YUNANİSTAN'IN İPLİĞİ PAZARA ÇIKMIŞTIR
Bunlar insan haklarını tamamen tozlu raflara kaldırmıştır. Avrupa'ya geçmen isteyen aynı zamanda uluslararası koruma talep eden sığınmacılara acımasız muamele ve müdahaleler Yunan zihniyetinin ipliğini pazara çıkarmıştır. Savunmasız insanlara biber gazı, sis bombası, kurşun neyle izah edilecektir? Bu şiddet severlik barbarlık değilse o halde barbarlık nedir?
SAVUNMASIZ İNSANLARA HER DAKİKA ÖLÜM KUSUYORLAR
Yunanistan'ın bu son tavır ve tutumunun uluslararası hukukta yeri yoktur. Sığınmacılara kara ve denizden ateş açması her dakika onları ölümle tehdit ve taciz etmesi uluslararası sözleşmeleri hiçe saymaktır. Parklarda bahçelerde oynaması gereken çocuklar yağmurda çamurda üst başları olmadan hıçkırıklarıyla ölüme terk edilmektedirler.
Dünyada en çok mülteci ve sığınmacıya ev sahipliği yapan ülkenin Türkiye olduğu ayan beyan ortadadır. Buna rağmen Türkiye'yi göç meselesini kullanmakla itham etmek akılla bağdaşmayan bir yakışıksızlıktır. Bu yapılanlarla Avrupa İnsan Hakları Sözleşmesi buharlaşmıştır.

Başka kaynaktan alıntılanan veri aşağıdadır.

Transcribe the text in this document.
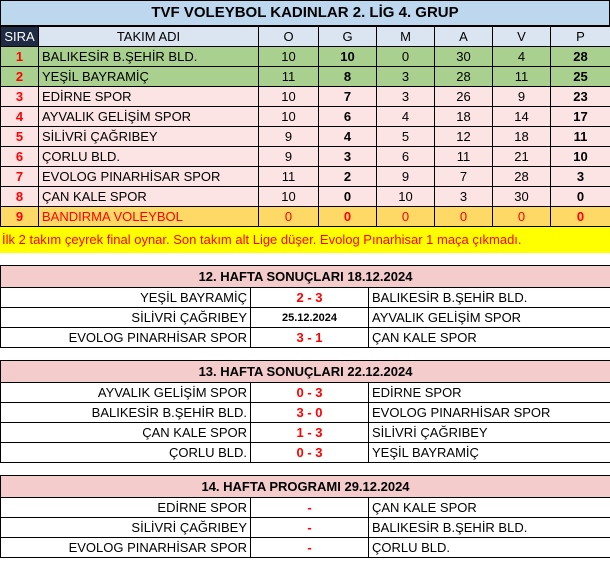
TVF VOLEYBOL KADINLAR 2. LİG 4. GRUP
SIRA	TAKIM ADI	O	G	M	A	V	P
1	BALIKESİR B.ŞEHİR BLD.	10	10	0	30	4	28
2	YEŞİL BAYRAMİÇ	11	8	3	28	11	25
3	EDİRNE SPOR	10	7	3	26	9	23
4	AYVALIK GELİŞİM SPOR	10	6	4	18	14	17
5	SİLİVRİ ÇAĞRIBEY	9	4	5	12	18	11
6	ÇORLU BLD.	9	3	6	11	21	10
7	EVOLOG PINARHİSAR SPOR	11	2	9	7	28	3
8	ÇAN KALE SPOR	10	0	10	3	30	0
9	BANDIRMA VOLEYBOL	0	0	0	0	0	0
İlk 2 takım çeyrek final oynar. Son takım alt Lige düşer. Evolog Pınarhisar 1 maça çıkmadı.
12. HAFTA SONUÇLARI 18.12.2024		
YEŞİL BAYRAMİÇ	2 - 3	BALIKESİR B.ŞEHİR BLD.
SİLİVRİ ÇAĞRIBEY	25.12.2024	AYVALIK GELİŞİM SPOR
EVOLOG PINARHİSAR SPOR	3 - 1	ÇAN KALE SPOR
13. HAFTA SONUÇLARI 22.12.2024		
AYVALIK GELİŞİM SPOR	0 - 3	EDİRNE SPOR
BALIKESİR B.ŞEHİR BLD.	3 - 0	EVOLOG PINARHİSAR SPOR
ÇAN KALE SPOR	1 - 3	SİLİVRİ ÇAĞRIBEY
ÇORLU BLD.	0 - 3	YEŞİL BAYRAMİÇ
14. HAFTA PROGRAMI 29.12.2024		
EDİRNE SPOR	-	ÇAN KALE SPOR
SİLİVRİ ÇAĞRIBEY	-	BALIKESİR B.ŞEHİR BLD.
EVOLOG PINARHİSAR SPOR	-	ÇORLU BLD.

SINIRDAKİ ÇOCUKLAR İÇİN GÖÇMEN KREŞİ
İnsani yıkımların kederi yüreğimizin tam orta yerine çökmüştür. Milliyetçi Hareket olarak bu tabloya sessiz kalamazdık. Bunu uzaktan seyredemezdik. Bir şeyler yapmalıydık. yardım elimizi uzatmalıydık. Yaralara merhem olmalıydık. Çünkü biz "Komşusu açken tok yatan bizden değildir" buyruğuna inanan Milliyetçi yüce hareketiz. Edirne'de 0-10 yaşı hedefleyen göçmen kreşi kurmak için kolları sıvadık.
ÇOCUKLARIN IRKI, DİNİ MEZHEBİ SÖZ KONUSU DAHİ EDİLEMEZ
Üşüyen bedenleriyle sınırda tutacak el bekleyen çocukların temel ihtiyaçlarını temin ederek TIR'larla Edirne'ye gönderdik. Her çocuk bir dünyadır. Her bebek bir devlettir. Mezhebi, ırkı, aidiyeti söz konusu dahi edilemez. Mazlumun dostu Allah'tır. biz buna inanıyoruz. O yolda çalışıyoruz.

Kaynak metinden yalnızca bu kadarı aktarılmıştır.